Zu wenig Gütermengen Güterbahnhof wird nicht ausgebaut

Per Zug zum Kunden: Batterien aus Arnstadt. Foto:  

Der Arnstädter Güterbahnhof sollte zu einem großen Logistikzentrum für das Erfurter Kreuz ausgebaut werden. Aus diesem ehrgeizigen Vorhaben wird nun zunächst nichts. Es fehlt an den nötigen Mengen.

Der geplante Ausbau des Güterbahnhofs in Arnstadt zu einem Logistikzentrum für die Industriegebiete am Erfurter Kreuz ist ausgebremst worden. Wie die Thüringer Ministerien für Wirtschaft und Infrastruktur am Dienstag mitteilten, kam eine dafür nötige Einigung zwischen dem chinesischen Batteriezellenhersteller CATL und DB Cargo nicht zustande. Die Deutsche Bahn hatte von CATL bestimmte Gütermengen gefordert, um das Projekt wirtschaftlich umsetzen zu können.

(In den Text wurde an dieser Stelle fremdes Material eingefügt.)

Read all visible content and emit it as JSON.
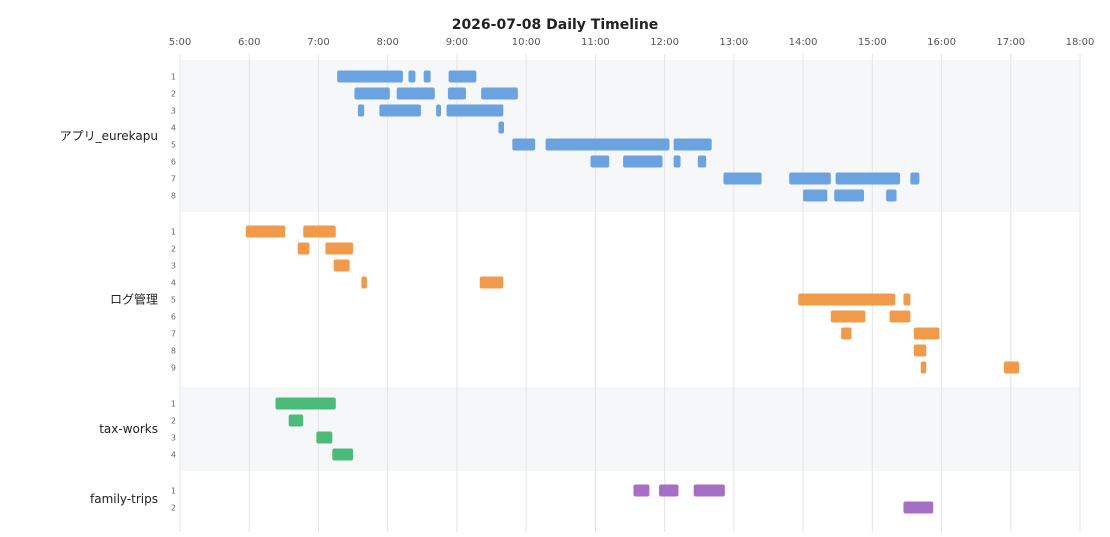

Die von den Chinesen zugesagten Mengen hätten jedoch nicht ausgereicht. CATL betreibt am Erfurter Kreuz eine Lithium-Ionen-Batteriefabrik.

„Trotz intensiver Verhandlungen in den letzten Wochen und Monaten ist es letztlich nicht gelungen, die Zusagen von CATL und die Erwartungen der DB Cargo zu den garantierten Transportmengen in Übereinstimmung zu bringen“, erklärte Wirtschaftsminister Wolfgang Tiefensee (SPD). Er gehe aber davon aus, dass mit einem Ausbau des CATL-Werks auch die Frage der Errichtung des Güterverkehrsterminals am Erfurter Kreuz neu bewertet werden könne. Schließlich würden Anforderungen, die Hersteller von Elektrofahrzeugen an eine möglichst klimaneutrale Produktion und Logistik ihrer Zulieferer stellen, weiter wachsen. Entscheidungen dazu würden aber wohl nicht mehr dieses Jahr fallen, sagte Tiefensee.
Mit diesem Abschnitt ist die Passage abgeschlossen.